The relay node (referred to as Relay below) has the function of relaying data and possible control information via a wireless link. FIG. 2 is a schematic diagram of a network architecture including the relay in prior art. As shown in FIG. 2, the UE directly served by a base station (eNodeB, which can also be abbreviated to eNB) is referred to as a Macro UE, and the UE served by the Relay is referred to as Relay UE, wherein a direct link refers to the wireless link between the base station and the UE, which includes an uplink/downlink (UL/DL) direct link; an access link refers to the wireless link between the Relay and the UE, which includes a DL/UL access link; and a backhaul link refers to the wireless link between the base station and the Relay, which includes a DL/UL relay link.
There are many ways for the Relay to relay data, for example, amplifying directly the wireless signal received from a base station; or forwarding the correctly received data packet to the terminal after performing a corresponding process on the received data sent from the base station; or sending data to the terminal by the base station cooperating with the Relay, and also the Relay being used for relaying the data sent from the terminal to the base station.
In the above, there is a relay, which has the following characteristics:
the UE can not distinguish the relay from the cell of the fixed base station, that is to say, from the viewpoint of the UE, the relay itself is a cell which has no difference from the cell of the fixed base station, and such cell can be referred to as a relay cell. The relay cell has its own physical cell identity (PCI), which can send broadcast, similar to a common cell. When the UE resides in the relay cell, the relay cell can allocate and schedule radio resource to the UE separately, which can be independent of the radio resource scheduling for the base station engaging in relaying (the base station is referred to as a Donor base station, that is, the base station connected with the Relay via a backhaul link). Interface and protocol stack between the relay cell and the UE are identical with those between a common base station cell and a UE.
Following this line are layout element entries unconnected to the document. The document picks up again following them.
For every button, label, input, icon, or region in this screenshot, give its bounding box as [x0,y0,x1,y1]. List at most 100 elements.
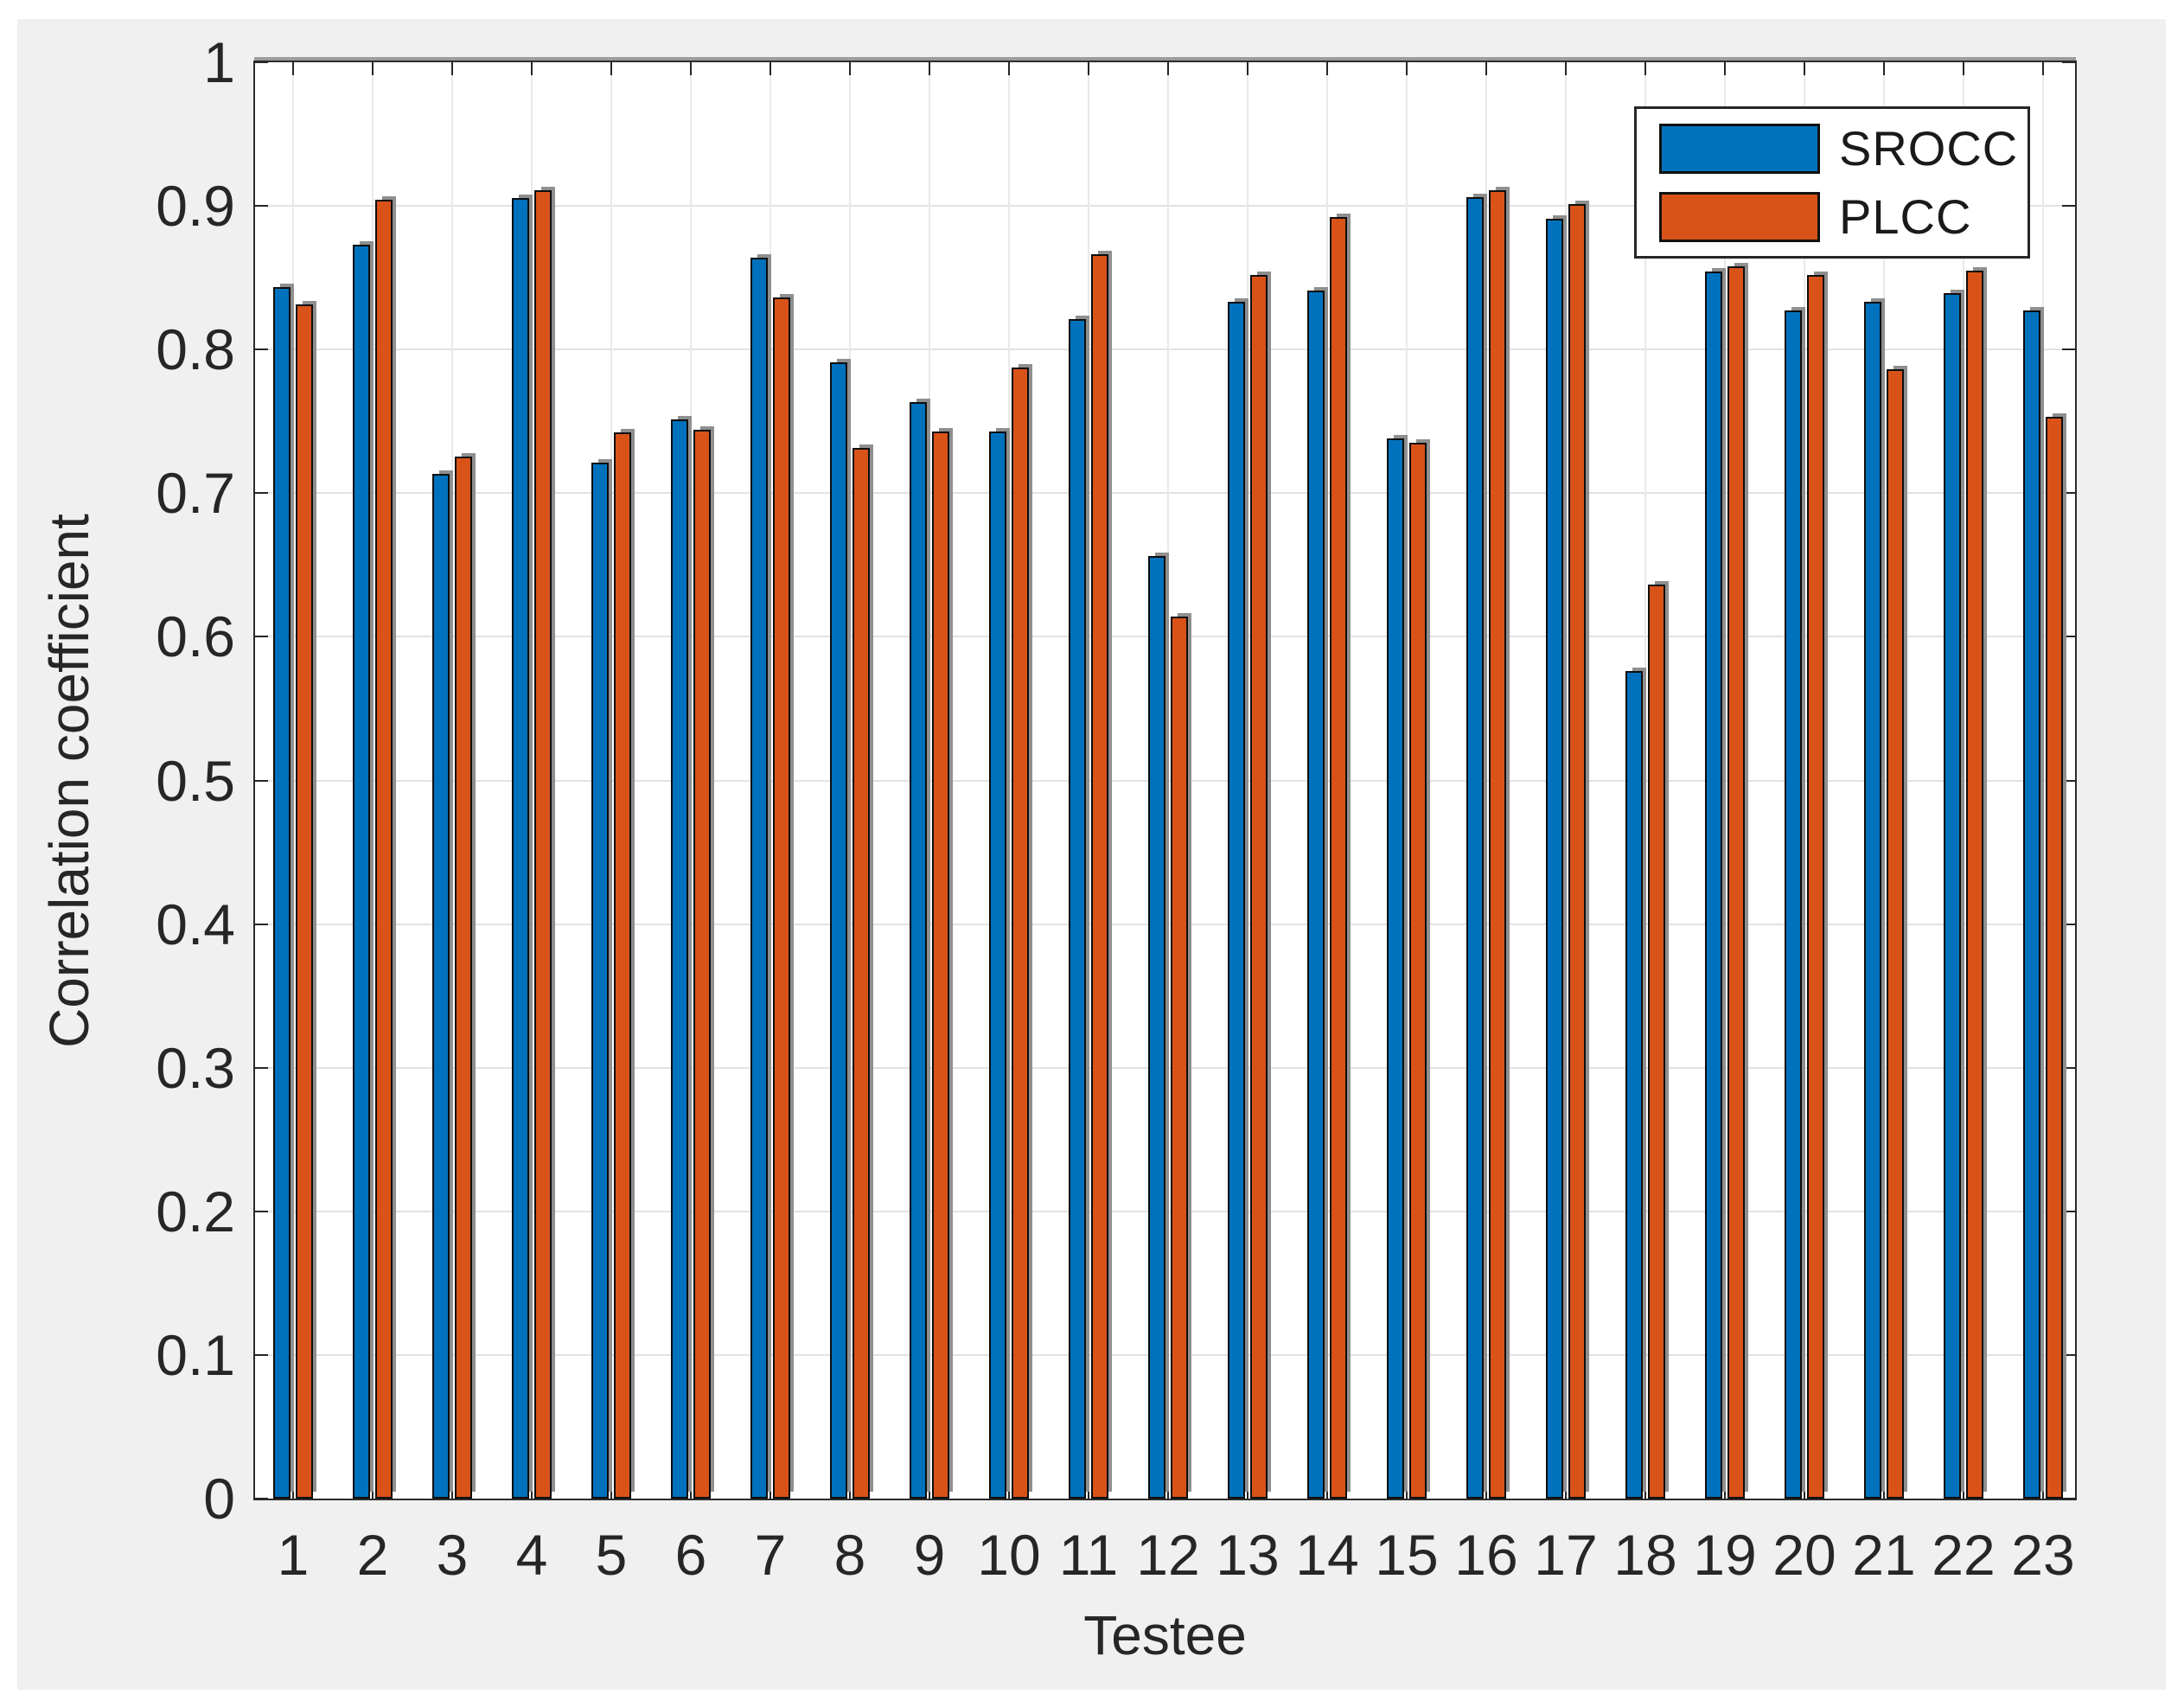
x-gridline [1167,62,1169,1499]
x-tick-label: 7 [754,1523,787,1587]
x-tick-label: 14 [1295,1523,1359,1587]
bar-plcc-testee-9 [932,431,949,1499]
x-tick-mark-top [770,62,771,75]
x-tick-mark-top [1088,62,1089,75]
x-tick-label: 11 [1058,1523,1119,1587]
x-tick-label: 21 [1852,1523,1916,1587]
x-tick-mark-top [451,62,453,75]
bar-plcc-testee-20 [1807,274,1824,1499]
x-tick-label: 22 [1932,1523,1996,1587]
legend-row-plcc: PLCC [1659,189,2028,245]
bar-srocc-testee-15 [1387,438,1404,1499]
y-tick-mark-right [2062,1353,2075,1356]
x-tick-label: 5 [595,1523,628,1587]
x-tick-mark-top [1883,62,1885,75]
bar-plcc-testee-6 [693,429,711,1499]
x-tick-mark-top [1008,62,1010,75]
x-tick-mark-top [531,62,533,75]
x-gridline [1406,62,1408,1499]
bar-plcc-testee-17 [1568,204,1586,1499]
x-gridline [1883,62,1885,1499]
bar-plcc-testee-10 [1012,368,1029,1499]
y-tick-label: 0 [203,1467,235,1531]
x-gridline [690,62,692,1499]
y-tick-mark-right [2062,61,2075,63]
y-tick-mark-left [255,205,268,208]
x-gridline [1963,62,1964,1499]
y-tick-mark-right [2062,923,2075,925]
x-gridline [849,62,851,1499]
x-tick-label: 12 [1136,1523,1200,1587]
y-tick-label: 0.7 [156,461,235,526]
bar-plcc-testee-22 [1966,270,1983,1499]
plcc-swatch-icon [1659,191,1820,242]
bar-plcc-testee-13 [1250,274,1268,1499]
y-tick-label: 0.6 [156,604,235,669]
bar-srocc-testee-18 [1625,670,1643,1499]
x-gridline [1565,62,1567,1499]
y-tick-label: 1 [203,30,235,94]
y-tick-mark-left [255,492,268,495]
srocc-swatch-icon [1659,123,1820,174]
bar-srocc-testee-22 [1944,293,1961,1499]
y-tick-mark-left [255,923,268,925]
x-tick-label: 13 [1216,1523,1280,1587]
x-tick-label: 18 [1613,1523,1677,1587]
bar-plcc-testee-1 [296,304,313,1499]
bar-srocc-testee-23 [2023,310,2040,1499]
bar-srocc-testee-12 [1148,556,1165,1499]
y-tick-label: 0.3 [156,1035,235,1100]
bar-srocc-testee-9 [910,402,927,1499]
x-tick-mark-bottom [770,1486,771,1499]
x-tick-mark-bottom [1644,1486,1646,1499]
legend-box: SROCC PLCC [1634,106,2030,259]
x-tick-mark-top [292,62,294,75]
bar-plcc-testee-19 [1727,265,1745,1499]
x-tick-mark-top [1485,62,1487,75]
bar-srocc-testee-11 [1069,318,1086,1499]
y-tick-mark-right [2062,779,2075,782]
x-tick-mark-top [372,62,374,75]
legend-label-srocc: SROCC [1839,121,2019,176]
x-tick-mark-top [1565,62,1567,75]
y-tick-label: 0.4 [156,892,235,956]
x-axis-title: Testee [1083,1604,1247,1666]
x-tick-label: 20 [1772,1523,1836,1587]
y-gridline [255,348,2075,351]
y-tick-mark-right [2062,205,2075,208]
x-tick-mark-bottom [610,1486,612,1499]
bar-plcc-testee-11 [1091,254,1108,1499]
x-tick-mark-bottom [2042,1486,2044,1499]
y-gridline [255,492,2075,495]
bar-srocc-testee-13 [1228,302,1245,1499]
x-tick-label: 1 [277,1523,310,1587]
x-tick-mark-top [610,62,612,75]
x-tick-mark-bottom [929,1486,930,1499]
x-tick-mark-top [849,62,851,75]
y-tick-label: 0.5 [156,748,235,813]
x-gridline [1724,62,1726,1499]
y-tick-label: 0.9 [156,174,235,239]
bar-srocc-testee-16 [1466,196,1484,1499]
y-tick-mark-right [2062,348,2075,351]
x-tick-label: 10 [977,1523,1041,1587]
bar-plcc-testee-23 [2046,416,2063,1499]
x-tick-mark-top [929,62,930,75]
y-tick-mark-right [2062,636,2075,638]
bar-srocc-testee-8 [830,361,847,1499]
x-tick-mark-bottom [1804,1486,1805,1499]
x-tick-mark-bottom [1724,1486,1726,1499]
x-tick-mark-bottom [849,1486,851,1499]
y-tick-mark-left [255,1353,268,1356]
x-tick-label: 17 [1534,1523,1598,1587]
x-gridline [1804,62,1805,1499]
x-gridline [1008,62,1010,1499]
x-tick-mark-top [1963,62,1964,75]
y-tick-mark-right [2062,492,2075,495]
x-tick-mark-top [1326,62,1328,75]
bar-srocc-testee-4 [512,198,529,1499]
bar-srocc-testee-14 [1307,290,1325,1499]
y-tick-label: 0.1 [156,1322,235,1387]
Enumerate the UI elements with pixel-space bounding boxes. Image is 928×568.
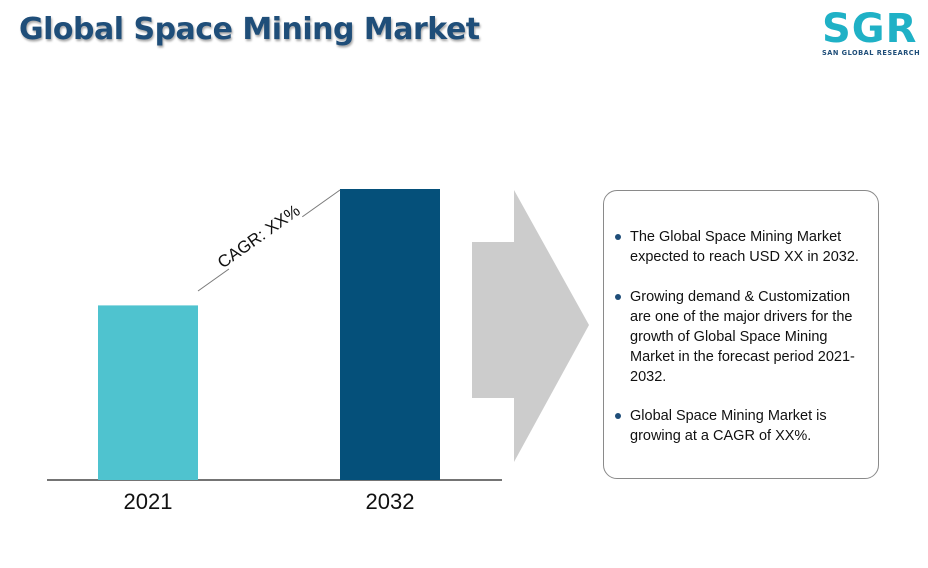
arrow-polygon (472, 190, 589, 462)
bar-2032 (340, 189, 440, 480)
info-bullet-2: Growing demand & Customization are one o… (615, 287, 874, 387)
sgr-logo: SGR SAN GLOBAL RESEARCH (818, 6, 920, 58)
x-tick-label-2021: 2021 (124, 489, 173, 514)
bullet-dot (615, 294, 621, 300)
bullet-dot (615, 413, 621, 419)
x-tick-labels: 2021 2032 (124, 489, 415, 514)
info-bullet-3-text: Global Space Mining Market is growing at… (630, 408, 827, 444)
bullet-dot (615, 234, 621, 240)
info-bullet-1: The Global Space Mining Market expected … (615, 227, 874, 267)
info-bullet-1-text: The Global Space Mining Market expected … (630, 229, 859, 265)
info-bullet-3: Global Space Mining Market is growing at… (615, 406, 874, 446)
x-tick-label-2032: 2032 (366, 489, 415, 514)
cagr-label-background (216, 199, 304, 271)
bars-group (98, 189, 440, 480)
logo-subtitle: SAN GLOBAL RESEARCH (822, 49, 921, 57)
bar-2021 (98, 305, 198, 480)
logo-letters: SGR (822, 6, 918, 52)
info-bullet-2-text: Growing demand & Customization are one o… (630, 289, 855, 385)
info-box: The Global Space Mining Market expected … (603, 190, 879, 479)
page-title: Global Space Mining Market (19, 12, 480, 47)
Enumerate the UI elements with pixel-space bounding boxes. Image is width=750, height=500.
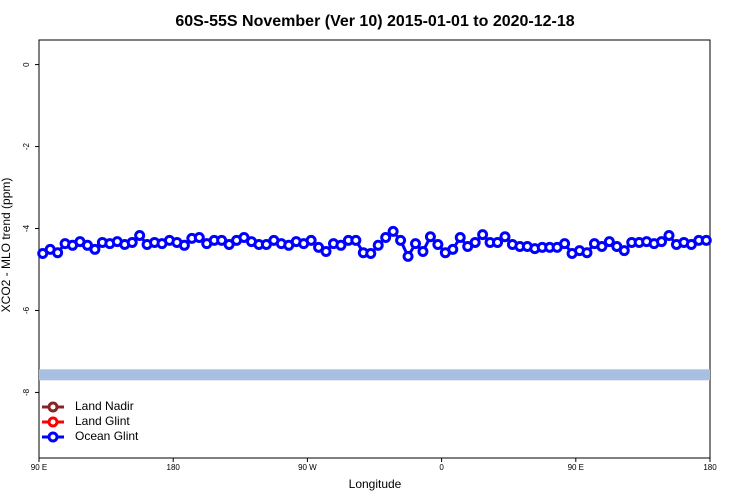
data-point — [395, 234, 407, 246]
legend-label: Land Glint — [75, 414, 130, 428]
data-point — [178, 239, 190, 251]
data-point — [89, 243, 101, 255]
y-tick-label: -6 — [22, 306, 31, 314]
data-point — [387, 225, 399, 237]
data-point — [335, 239, 347, 251]
data-point — [380, 232, 392, 244]
data-point — [492, 236, 504, 248]
data-point — [193, 232, 205, 244]
y-tick-label: -2 — [22, 142, 31, 150]
data-point — [477, 229, 489, 241]
x-tick-label: 180 — [703, 463, 717, 472]
data-point — [126, 236, 138, 248]
y-axis-label: XCO2 - MLO trend (ppm) — [0, 178, 13, 313]
data-point — [656, 236, 668, 248]
data-point — [499, 231, 511, 243]
data-point — [424, 231, 436, 243]
data-point — [372, 239, 384, 251]
data-point — [134, 229, 146, 241]
x-axis-label: Longitude — [349, 477, 402, 491]
data-point — [402, 250, 414, 262]
data-point — [417, 245, 429, 257]
data-point — [447, 243, 459, 255]
legend-label: Ocean Glint — [75, 429, 139, 443]
data-point — [663, 229, 675, 241]
chart-title: 60S-55S November (Ver 10) 2015-01-01 to … — [175, 13, 574, 30]
x-tick-label: 90 W — [298, 463, 317, 472]
data-point — [618, 245, 630, 257]
x-tick-label: 180 — [167, 463, 181, 472]
data-point — [581, 247, 593, 259]
data-point — [603, 236, 615, 248]
coverage-band — [39, 369, 710, 381]
data-point — [700, 234, 712, 246]
x-tick-label: 90 E — [31, 463, 47, 472]
legend-marker — [47, 416, 59, 428]
legend-label: Land Nadir — [75, 399, 134, 413]
data-point — [305, 234, 317, 246]
legend-marker — [47, 401, 59, 413]
data-point — [559, 238, 571, 250]
x-tick-label: 0 — [439, 463, 444, 472]
data-point — [52, 247, 64, 259]
data-point — [350, 234, 362, 246]
data-point — [469, 236, 481, 248]
y-tick-label: -8 — [22, 388, 31, 396]
plot-frame — [38, 39, 711, 459]
data-point — [454, 232, 466, 244]
y-tick-label: -4 — [22, 224, 31, 232]
legend-marker — [47, 431, 59, 443]
x-tick-label: 90 E — [568, 463, 584, 472]
data-point — [320, 245, 332, 257]
y-tick-label: 0 — [22, 62, 31, 67]
data-point — [596, 241, 608, 253]
data-point — [432, 238, 444, 250]
data-point — [410, 238, 422, 250]
data-point — [365, 248, 377, 260]
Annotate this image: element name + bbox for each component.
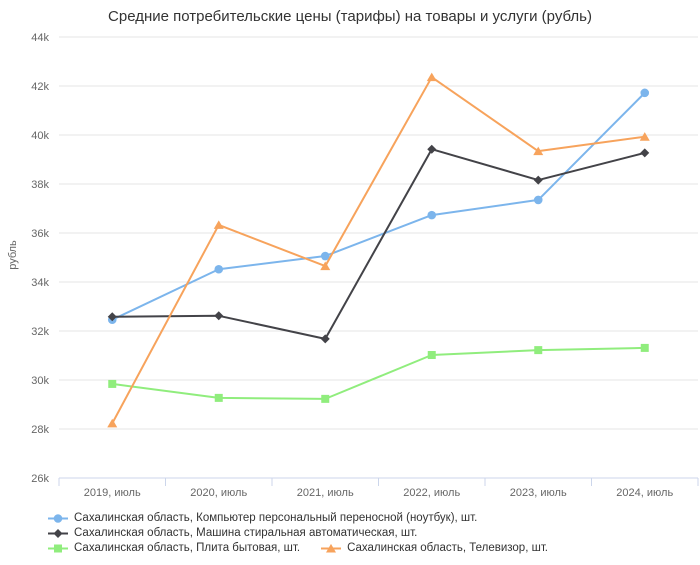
svg-text:36k: 36k (31, 228, 49, 240)
series-1[interactable] (107, 144, 650, 344)
x-axis-label: 2020, июль (190, 487, 247, 499)
data-point[interactable] (533, 195, 543, 205)
data-point[interactable] (533, 146, 544, 156)
x-axis-label: 2019, июль (84, 487, 141, 499)
data-point[interactable] (426, 72, 437, 82)
data-point[interactable] (107, 312, 117, 322)
x-axis: 2019, июль 2020, июль 2021, июль 2022, июль… (58, 477, 699, 499)
series-marker-icon (321, 543, 342, 552)
data-point[interactable] (639, 132, 650, 141)
legend-item[interactable]: Сахалинская область, Машина стиральная а… (47, 527, 417, 539)
legend-item-label: Сахалинская область, Машина стиральная а… (74, 527, 418, 539)
chart-title: Средние потребительские цены (тарифы) на… (108, 8, 592, 25)
data-point[interactable] (640, 88, 650, 98)
legend-item-label: Сахалинская область, Плита бытовая, шт. (74, 542, 301, 554)
chart-legend: Сахалинская область, Компьютер персональ… (47, 512, 687, 554)
data-point[interactable] (108, 379, 117, 388)
legend-item[interactable]: Сахалинская область, Телевизор, шт. (320, 542, 548, 554)
data-point[interactable] (107, 418, 118, 428)
legend-item-label: Сахалинская область, Телевизор, шт. (347, 542, 549, 554)
legend-item-label: Сахалинская область, Компьютер персональ… (74, 512, 478, 524)
series-3[interactable] (107, 72, 650, 428)
data-point[interactable] (214, 393, 223, 402)
series-marker-icon (48, 513, 68, 523)
svg-text:32k: 32k (31, 326, 49, 338)
data-point[interactable] (640, 343, 649, 352)
data-point[interactable] (427, 210, 437, 220)
data-point[interactable] (213, 220, 224, 229)
series-marker-icon (48, 544, 68, 552)
svg-text:40k: 40k (31, 130, 49, 142)
svg-text:44k: 44k (31, 32, 49, 44)
svg-text:42k: 42k (31, 81, 49, 93)
y-axis-labels: 26k 28k 30k 32k 34k 36k 38k 40k 42k 44k (31, 32, 49, 485)
data-point[interactable] (214, 264, 224, 274)
gridlines (59, 36, 698, 479)
svg-text:38k: 38k (31, 179, 49, 191)
svg-text:26k: 26k (31, 473, 49, 485)
x-axis-label: 2024, июль (616, 487, 673, 499)
data-point[interactable] (320, 334, 330, 344)
series-2[interactable] (108, 343, 649, 403)
data-point[interactable] (214, 311, 224, 321)
svg-text:30k: 30k (31, 375, 49, 387)
data-point[interactable] (321, 394, 330, 403)
data-point[interactable] (320, 251, 330, 261)
svg-text:34k: 34k (31, 277, 49, 289)
data-point[interactable] (534, 346, 543, 355)
svg-text:28k: 28k (31, 424, 49, 436)
data-point[interactable] (533, 175, 543, 185)
legend-item[interactable]: Сахалинская область, Плита бытовая, шт. (47, 542, 300, 554)
series-marker-icon (48, 528, 68, 538)
x-axis-label: 2021, июль (297, 487, 354, 499)
data-point[interactable] (320, 261, 331, 271)
plot-area: 26k 28k 30k 32k 34k 36k 38k 40k 42k 44k 2019, июль… (31, 32, 699, 499)
legend-item[interactable]: Сахалинская область, Компьютер персональ… (47, 512, 477, 524)
series-0[interactable] (107, 88, 650, 325)
x-axis-label: 2023, июль (510, 487, 567, 499)
x-axis-label: 2022, июль (403, 487, 460, 499)
data-point[interactable] (427, 351, 436, 360)
data-point[interactable] (427, 144, 437, 154)
data-point[interactable] (640, 148, 650, 158)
FIG. 3 is a schematic diagram of flat structure of in related art. As shown in FIG. 3, the IP (Internet Protocol)-based long term evolution (LTE) system consists of an E-UTRAN (Evolved Universal Terrestrial Radio Access Network), a CN node, and other support nodes, wherein the CN node includes a MME (Mobility Management Entity) and a S-GW (Serving Gateway), wherein the MME is responsible for control plane related tasks, such as mobility management, signaling processing in non-access stratum, and context management of mobility management for the UE; the S-GW is responsible for data transferring, retransmitting, and routing switching for the UE plane; the eNBs interconnect with each other via X2 interface in logic to support the mobility of the UE in the whole network, so as to ensure seamless switching of the UE; each eNB is connected to a SAE (System Architecture Evolution) core network via S1 interface, that is to say, connected to MME via the control plane S1-MME interface, connected to the S-GW via the S1-U interface of user plane, wherein the S1 interface supports multipoint connection between the eNB and the MME and between the eNB and the S-GW.
FIG. 4 is a schematic diagram of protocol stack of S1-MME interface in related art. As shown in FIG. 4, the network layer of S1-MME interface employs IP protocol, the transport layer above the network layer employs the SCTP protocol, and the application layer in uppermost layer (that is S1-AP protocol of the control plane) employs the S1-AP signaling transmitted by the transmission bearer in bottom layer, and the layers below the network layer which employs IP-based S1-MME interface sequentially are the data link layer and the physical layer. FIG. 5 is a schematic diagram of protocol stack of S1-U interface in related art. As shown in FIG. 5, the User plane of GPRS (General Packet Radio Service) Tunneling Protocol (GTP-U)/User Datagram Protocol (UDP)/IP constitute transmission bearer for transmitting the user plane PDU (Protocol Data Unit) between the eNB and the S-GW. The transmission bearer is identified by tunnel endpoint identifiers (TEID) of the GTP-U including the source side GTP-U TEID and the target side GTP-U TEID, and IP addresses including the source side IP address and the target side IP address, wherein the UDP port number is fixed as 2152; the GTP-U is a tunneling protocol for implementing the seamless transmission on the IPv4 and the IPv6. Each transmission bearer is used to carry service data flows.
Each eNB performs the signaling and data transmission with the UE via a Uu interface (which is defined as the wireless interface between the UTRAN and the UE initially). FIG. 6 and FIG. 7 illustrate protocol stack of the air interface between the eNB and L1, L2, L3 of the UE respectively from the control plane and the UE plane.
FIG. 8 is a schematic diagram of the bearer structure of the LTE system in related art. As shown in FIG. 8, the LTE system can provide end-to-end service, and ensure quality of service (QoS) of the provided service through the parameters carried particularly. The granularity ensured by the QoS level of the bearers of the Evolved Packet Core (EPC) and the E-UTRAN is EPS bearer/E-RAB (E-UTRAN Radio Access Bearer). Data packet carried by the EPS bearer is transmitted between the S-GW and PDN gateway (P-GW) via S5/S8 bearer. The data packet of the E-RAB is transmitted between the eNodeB and the S-GW via S1 Bearer, and transmitted between the UE and the eNodeB via radio bearer (RB).
For the LTE system in which the relay cell is introduced, there is still no technical solution for the Relay node to relay data between the UE and the S-GW.